Die SPD will ihre Mitglieder über eine mögliche Regierungsbeteiligung abstimmen lassen. Bedeutet das, mehr Demokratie zu wagen – oder den Wählerwillen zu missachten?

Die Einschätzung des Leipziger Staatsrechtlers Christoph Degenhart fällt gemischt aus: „Ich denke, dass die Entscheidung der Mitglieder die der Wähler aushebeln kann – soweit diese überhaupt klar erkennbar ist“, sagte Degenhart der Nachrichtenagentur AFP.

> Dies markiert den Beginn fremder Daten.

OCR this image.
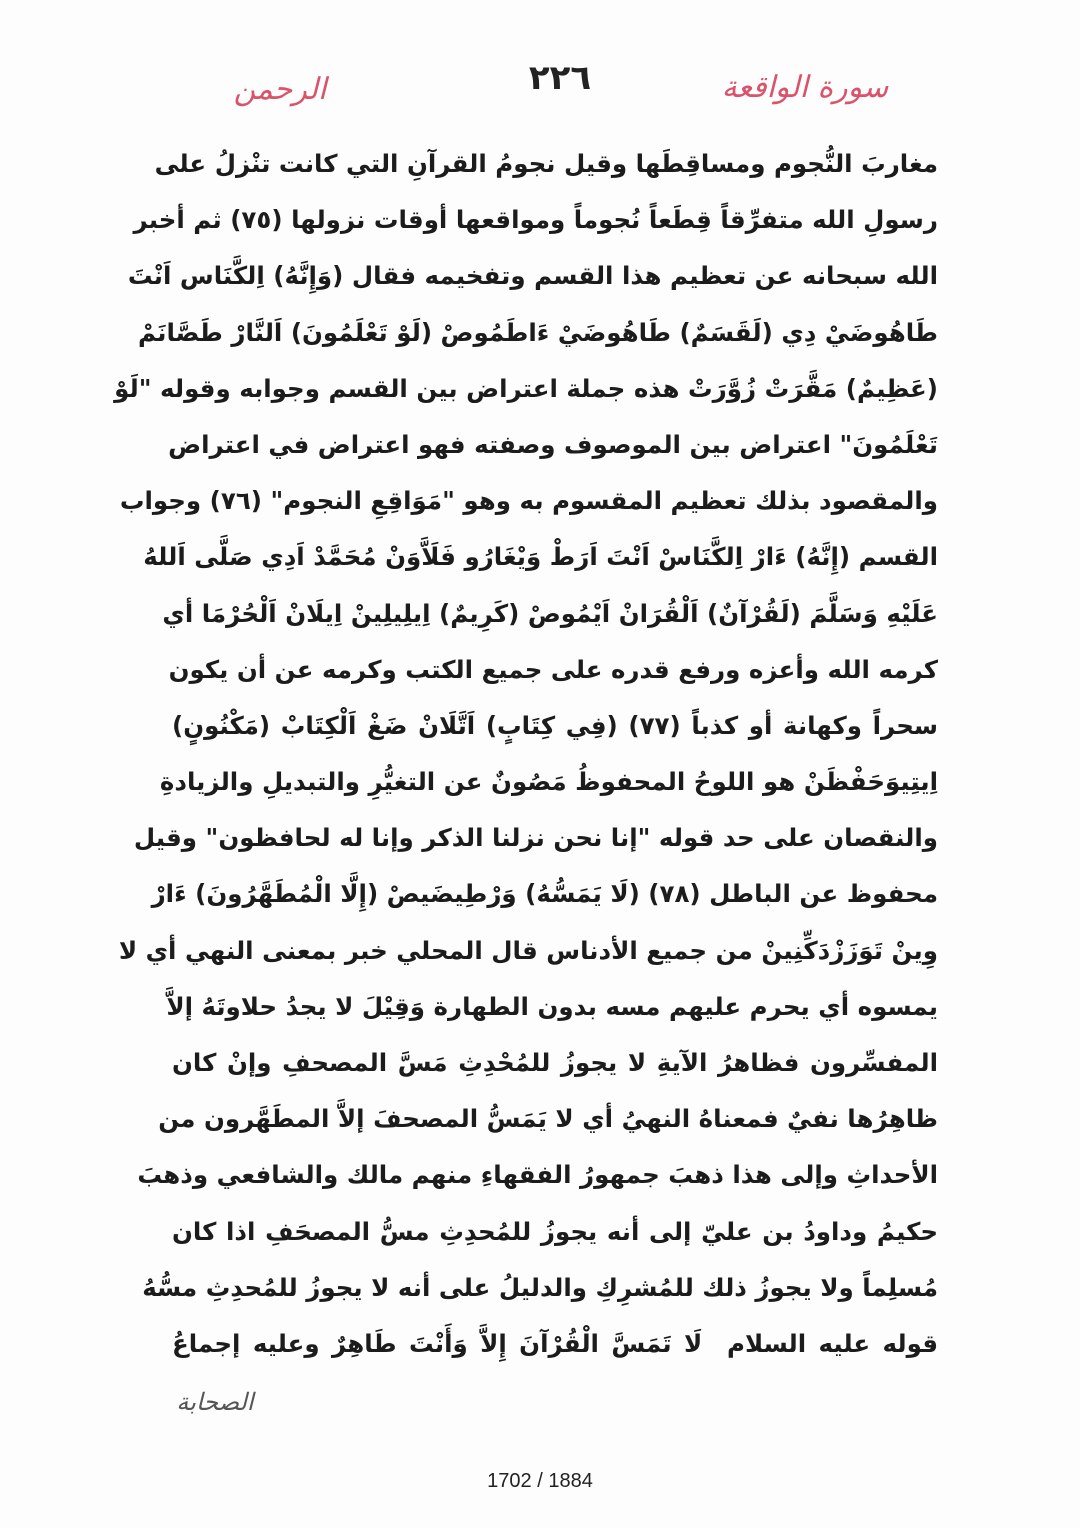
الرحمن	٢٢٦	سورة الواقعة
مغاربَ النُّجوم ومساقِطَها وقيل نجومُ القرآنِ التي كانت تنْزلُ على
رسولِ الله متفرِّقاً قِطَعاً نُجوماً ومواقعها أوقات نزولها (٧٥) ثم أخبر
الله سبحانه عن تعظيم هذا القسم وتفخيمه فقال (وَإِنَّهُ) اِلكَّنَاس اَنْتَ
طَاهُوضَيْ دِي (لَقَسَمٌ) طَاهُوضَيْ ءَاطَمُوصْ (لَوْ تَعْلَمُونَ) اَلنَّارْ طَصَّانَمْ
(عَظِيمٌ) مَقَّرَتْ زُوَّرَتْ هذه جملة اعتراض بين القسم وجوابه وقوله "لَوْ
تَعْلَمُونَ" اعتراض بين الموصوف وصفته فهو اعتراض في اعتراض
والمقصود بذلك تعظيم المقسوم به وهو "مَوَاقِعِ النجوم" (٧٦) وجواب
القسم (إِنَّهُ) ءَارْ اِلكَّنَاسْ اَنْتَ اَرَطْ وَيْغَارُو فَلَاَّوَنْ مُحَمَّدْ اَدِي صَلَّى اَللهُ
عَلَيْهِ وَسَلَّمَ (لَقُرْآنٌ) اَلْقُرَانْ اَيْمُوصْ (كَرِيمٌ) اِيلِيلِينْ اِيلَانْ اَلْحُرْمَا أي
كرمه الله وأعزه ورفع قدره على جميع الكتب وكرمه عن أن يكون
سحراً وكهانة أو كذباً (٧٧) (فِي كِتَابٍ) اَتَّلَانْ ضَغْ اَلْكِتَابْ (مَكْنُونٍ)
اِيتِيوَحَفْظَنْ هو اللوحُ المحفوظُ مَصُونٌ عن التغيُّرِ والتبديلِ والزيادةِ
والنقصان على حد قوله "إنا نحن نزلنا الذكر وإنا له لحافظون" وقيل
محفوظ عن الباطل (٧٨) (لَا يَمَسُّهُ) وَرْطِيضَيصْ (إِلَّا الْمُطَهَّرُونَ) ءَارْ
وِينْ تَوَزَزْدَكِّنِينْ من جميع الأدناس قال المحلي خبر بمعنى النهي أي لا
يمسوه أي يحرم عليهم مسه بدون الطهارة وَقِيْلَ لا يجدُ حلاوتَهُ إلاَّ
المفسِّرون فظاهرُ الآيةِ لا يجوزُ للمُحْدِثِ مَسَّ المصحفِ وإنْ كان
ظاهِرُها نفيٌ فمعناهُ النهيُ أي لا يَمَسُّ المصحفَ إلاَّ المطَهَّرون من
الأحداثِ وإلى هذا ذهبَ جمهورُ الفقهاءِ منهم مالك والشافعي وذهبَ
حكيمُ وداودُ بن عليّ إلى أنه يجوزُ للمُحدِثِ مسُّ المصحَفِ اذا كان
مُسلِماً ولا يجوزُ ذلك للمُشرِكِ والدليلُ على أنه لا يجوزُ للمُحدِثِ مسُّهُ
قوله عليه السلام  لَا تَمَسَّ الْقُرْآنَ إِلاَّ وَأَنْتَ طَاهِرٌ وعليه إجماعُ
الصحابة
1702 / 1884
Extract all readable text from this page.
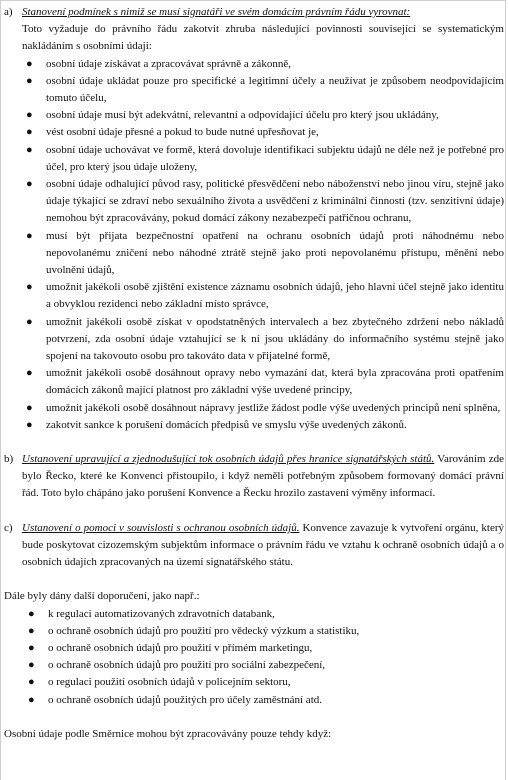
a) Stanovení podmínek s nimiž se musí signatáři ve svém domácím právním řádu vyrovnat:
Toto vyžaduje do právního řádu zakotvit zhruba následující povinnosti související se systematickým nakládáním s osobními údaji:
● osobní údaje získávat a zpracovávat správně a zákonně,
● osobní údaje ukládat pouze pro specifické a legitimní účely a neužívat je způsobem neodpovídajícím tomuto účelu,
● osobní údaje musí být adekvátní, relevantní a odpovídající účelu pro který jsou ukládány,
● vést osobní údaje přesné a pokud to bude nutné upřesňovat je,
● osobní údaje uchovávat ve formě, která dovoluje identifikaci subjektu údajů ne déle než je potřebné pro účel, pro který jsou údaje uloženy,
● osobní údaje odhalující původ rasy, politické přesvědčení nebo náboženství nebo jinou víru, stejně jako údaje týkající se zdraví nebo sexuálního života a usvědčení z kriminální činnosti (tzv. senzitivní údaje) nemohou být zpracovávány, pokud domácí zákony nezabezpečí patřičnou ochranu,
● musí být přijata bezpečnostní opatření na ochranu osobních údajů proti náhodnému nebo nepovolanému zničení nebo náhodné ztrátě stejně jako proti nepovolanému přístupu, měnění nebo uvolnění údajů,
● umožnit jakékoli osobě zjištění existence záznamu osobních údajů, jeho hlavní účel stejně jako identitu a obvyklou rezidenci nebo základní místo správce,
● umožnit jakékoli osobě získat v opodstatněných intervalech a bez zbytečného zdržení nebo nákladů potvrzení, zda osobní údaje vztahující se k ní jsou ukládány do informačního systému stejně jako spojení na takovouto osobu pro takováto data v přijatelné formě,
● umožnit jakékoli osobě dosáhnout opravy nebo vymazání dat, která byla zpracována proti opatřením domácích zákonů mající platnost pro základní výše uvedené principy,
● umožnit jakékoli osobě dosáhnout nápravy jestliže žádost podle výše uvedených principů není splněna,
● zakotvit sankce k porušení domácích předpisů ve smyslu výše uvedených zákonů.
b) Ustanovení upravující a zjednodušující tok osobních údajů přes hranice signatářských států. Varováním zde bylo Řecko, které ke Konvenci přistoupilo, i když neměli potřebným způsobem formovaný domácí právní řád. Toto bylo chápáno jako porušení Konvence a Řecku hrozilo zastavení výměny informací.
c) Ustanovení o pomoci v souvislosti s ochranou osobních údajů. Konvence zavazuje k vytvoření orgánu, který bude poskytovat cizozemským subjektům informace o právním řádu ve vztahu k ochraně osobních údajů a o osobních údajích zpracovaných na území signatářského státu.
Dále byly dány další doporučení, jako např.:
● k regulaci automatizovaných zdravotních databank,
● o ochraně osobních údajů pro použití pro vědecký výzkum a statistiku,
● o ochraně osobních údajů pro použití v přímém marketingu,
● o ochraně osobních údajů pro použití pro sociální zabezpečení,
● o regulaci použití osobních údajů v policejním sektoru,
● o ochraně osobních údajů použitých pro účely zaměstnání atd.
Osobní údaje podle Směrnice mohou být zpracovávány pouze tehdy když:
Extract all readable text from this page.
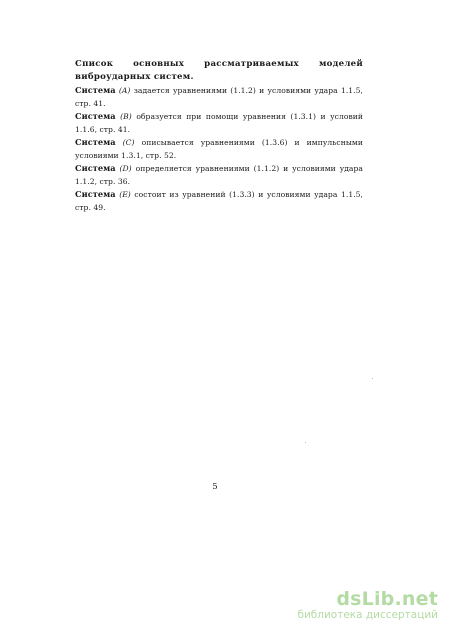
Список основных рассматриваемых моделей виброударных систем.

Система (A) задается уравнениями (1.1.2) и условиями удара 1.1.5, стр. 41.

Система (B) образуется при помощи уравнения (1.3.1) и условий 1.1.6, стр. 41.

Система (C) описывается уравнениями (1.3.6) и импульсными условиями 1.3.1, стр. 52.

Система (D) определяется уравнениями (1.1.2) и условиями удара 1.1.2, стр. 36.

Система (E) состоит из уравнений (1.3.3) и условиями удара 1.1.5, стр. 49.

5
dsLib.net
библиотека диссертаций
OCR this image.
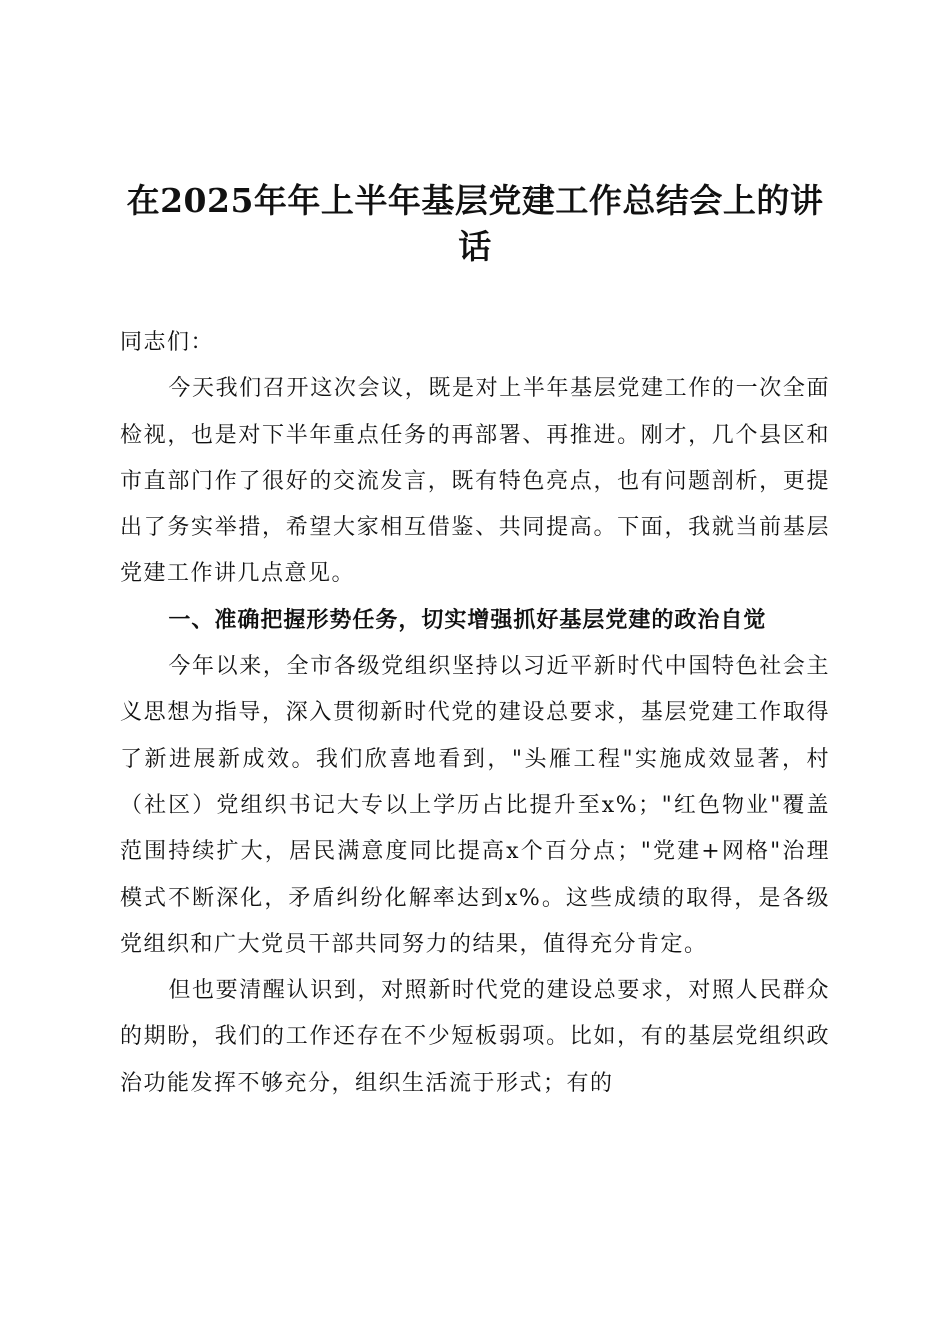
在2025年年上半年基层党建工作总结会上的讲话

同志们：

今天我们召开这次会议，既是对上半年基层党建工作的一次全面检视，也是对下半年重点任务的再部署、再推进。刚才，几个县区和市直部门作了很好的交流发言，既有特色亮点，也有问题剖析，更提出了务实举措，希望大家相互借鉴、共同提高。下面，我就当前基层党建工作讲几点意见。

一、准确把握形势任务，切实增强抓好基层党建的政治自觉

今年以来，全市各级党组织坚持以习近平新时代中国特色社会主义思想为指导，深入贯彻新时代党的建设总要求，基层党建工作取得了新进展新成效。我们欣喜地看到，"头雁工程"实施成效显著，村（社区）党组织书记大专以上学历占比提升至x%；"红色物业"覆盖范围持续扩大，居民满意度同比提高x个百分点；"党建+网格"治理模式不断深化，矛盾纠纷化解率达到x%。这些成绩的取得，是各级党组织和广大党员干部共同努力的结果，值得充分肯定。

但也要清醒认识到，对照新时代党的建设总要求，对照人民群众的期盼，我们的工作还存在不少短板弱项。比如，有的基层党组织政治功能发挥不够充分，组织生活流于形式；有的
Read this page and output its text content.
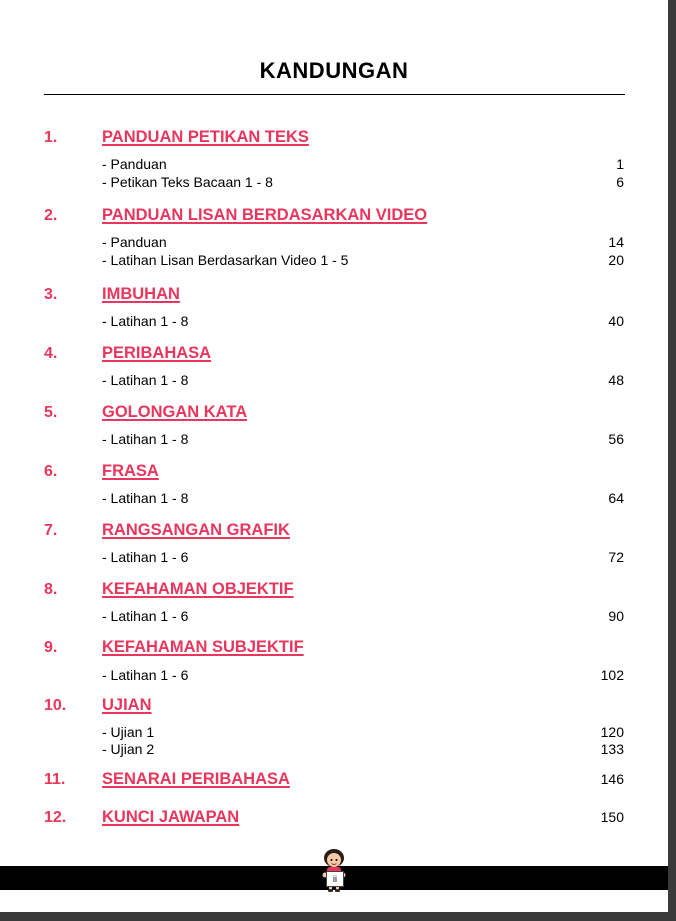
KANDUNGAN
1.	PANDUAN PETIKAN TEKS
- Panduan	1
- Petikan Teks Bacaan 1 - 8	6
2.	PANDUAN LISAN BERDASARKAN VIDEO
- Panduan	14
- Latihan Lisan Berdasarkan Video 1 - 5	20
3.	IMBUHAN
- Latihan 1 - 8	40
4.	PERIBAHASA
- Latihan 1 - 8	48
5.	GOLONGAN KATA
- Latihan 1 - 8	56
6.	FRASA
- Latihan 1 - 8	64
7.	RANGSANGAN GRAFIK
- Latihan 1 - 6	72
8.	KEFAHAMAN OBJEKTIF
- Latihan 1 - 6	90
9.	KEFAHAMAN SUBJEKTIF
- Latihan 1 - 6	102
10. UJIAN
- Ujian 1	120
- Ujian 2	133
11. SENARAI PERIBAHASA	146
12. KUNCI JAWAPAN	150
ii
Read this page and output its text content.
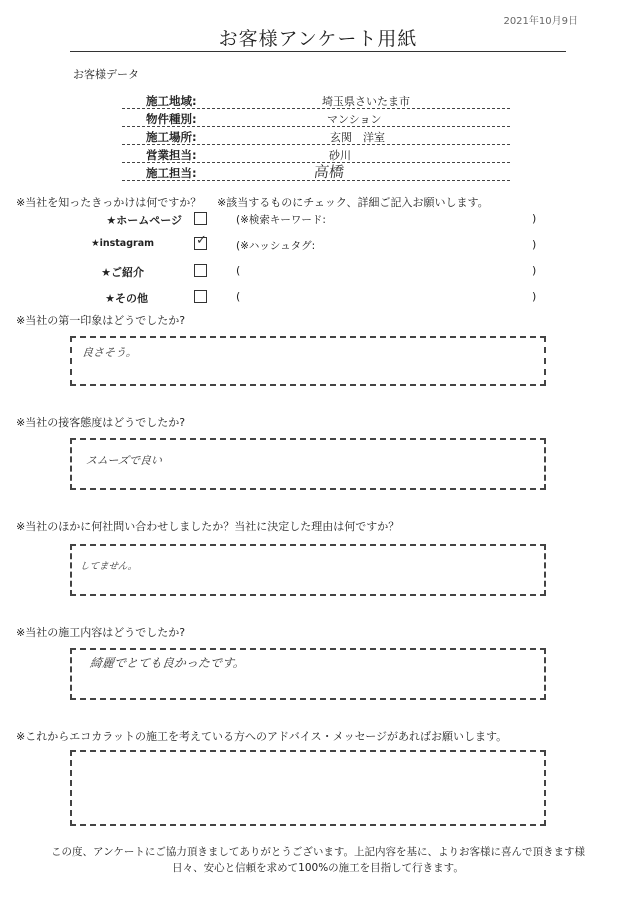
2021年10月9日
お客様アンケート用紙
お客様データ
施工地域:	埼玉県さいたま市
物件種別:	マンション
施工場所:	玄関　洋室
営業担当:	砂川
施工担当:	高橋
※当社を知ったきっかけは何ですか？ ※該当するものにチェック、詳細ご記入お願いします。
★ホームページ	(※検索キーワード:	)
★instagram	✓	(※ハッシュタグ:	)
★ご紹介	(	)
★その他	(	)
※当社の第一印象はどうでしたか?
良さそう。
※当社の接客態度はどうでしたか?
スムーズで良い
※当社のほかに何社問い合わせしましたか？当社に決定した理由は何ですか？
してません。
※当社の施工内容はどうでしたか?
綺麗でとても良かったです。
※これからエコカラットの施工を考えている方へのアドバイス・メッセージがあればお願いします。
この度、アンケートにご協力頂きましてありがとうございます。上記内容を基に、よりお客様に喜んで頂きます様
日々、安心と信頼を求めて100%の施工を目指して行きます。
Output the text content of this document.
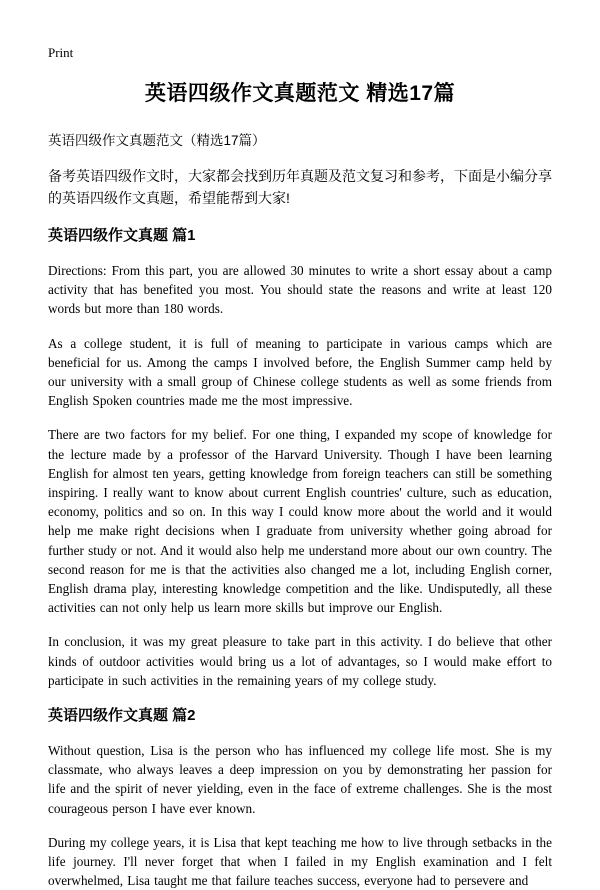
Print
英语四级作文真题范文 精选17篇
英语四级作文真题范文（精选17篇）
备考英语四级作文时，大家都会找到历年真题及范文复习和参考，下面是小编分享的英语四级作文真题，希望能帮到大家!
英语四级作文真题 篇1

Directions: From this part, you are allowed 30 minutes to write a short essay about a camp activity that has benefited you most. You should state the reasons and write at least 120 words but more than 180 words.

As a college student, it is full of meaning to participate in various camps which are beneficial for us. Among the camps I involved before, the English Summer camp held by our university with a small group of Chinese college students as well as some friends from English Spoken countries made me the most impressive.

There are two factors for my belief. For one thing, I expanded my scope of knowledge for the lecture made by a professor of the Harvard University. Though I have been learning English for almost ten years, getting knowledge from foreign teachers can still be something inspiring. I really want to know about current English countries' culture, such as education, economy, politics and so on. In this way I could know more about the world and it would help me make right decisions when I graduate from university whether going abroad for further study or not. And it would also help me understand more about our own country. The second reason for me is that the activities also changed me a lot, including English corner, English drama play, interesting knowledge competition and the like. Undisputedly, all these activities can not only help us learn more skills but improve our English.

In conclusion, it was my great pleasure to take part in this activity. I do believe that other kinds of outdoor activities would bring us a lot of advantages, so I would make effort to participate in such activities in the remaining years of my college study.

英语四级作文真题 篇2

Without question, Lisa is the person who has influenced my college life most. She is my classmate, who always leaves a deep impression on you by demonstrating her passion for life and the spirit of never yielding, even in the face of extreme challenges. She is the most courageous person I have ever known.

During my college years, it is Lisa that kept teaching me how to live through setbacks in the life journey. I'll never forget that when I failed in my English examination and I felt overwhelmed, Lisa taught me that failure teaches success, everyone had to persevere and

„Bei so unklaren Mehrheitsverhältnissen, wie wir sie momentan haben, ist das vielleicht weniger der Fall, bei etwas klareren allerdings schon“, fügte er hinzu. Dies gefährde zwar nicht die Legitimation des Bundestages, aber durchaus die Legitimation der Regierungsbildung.

Degenhart betonte, dass eine solche Abstimmung nicht unbedingt verfassungswidrig sei. „Es ist nur ein Manko der Legitimation.“ 2013 hatte der Leipziger Professor den Zorn des damaligen SPD-Chefs Sigmar Gabriel auf sich gezogen, als er ein SPD-Mitgliedervotum als „verfassungsrechtlich bedenklich“ bezeichnete.

Dennoch findet Degenhart, dass Mitgliederbefragungen zumindest innerparteilich für mehr Demokratie sorgen können. „Dabei ist es auch entscheidend, zu welchem Zeitpunkt die Befragung stattfindet. Meines Erachtens sollte sie nicht erst dann stattfinden, wenn schon alles gegessen ist, sondern zu einem früheren Zeitpunkt“, stellte er fest.

Generell könne die Basis sowohl über Inhalte als auch über Kandidaten Entscheidungen treffen. Durchaus vorstellbar sei zum Beispiel auch die Frage an die SPD-Basis: „Wollen wir in Koalitionsverhandlungen eintreten?“

Auf staatlicher Ebene sieht Degenhart hingegen keine demokratiefördernden Effekte der innerparteilichen Basisentscheide. „Mit Demokratie auf Staatsebene hat das eher wenig zu tun. Mehr Demokratie müsste hier die direkte Befragung des Volkes bedeuten, also aller Wahlberechtigten“, betonte er.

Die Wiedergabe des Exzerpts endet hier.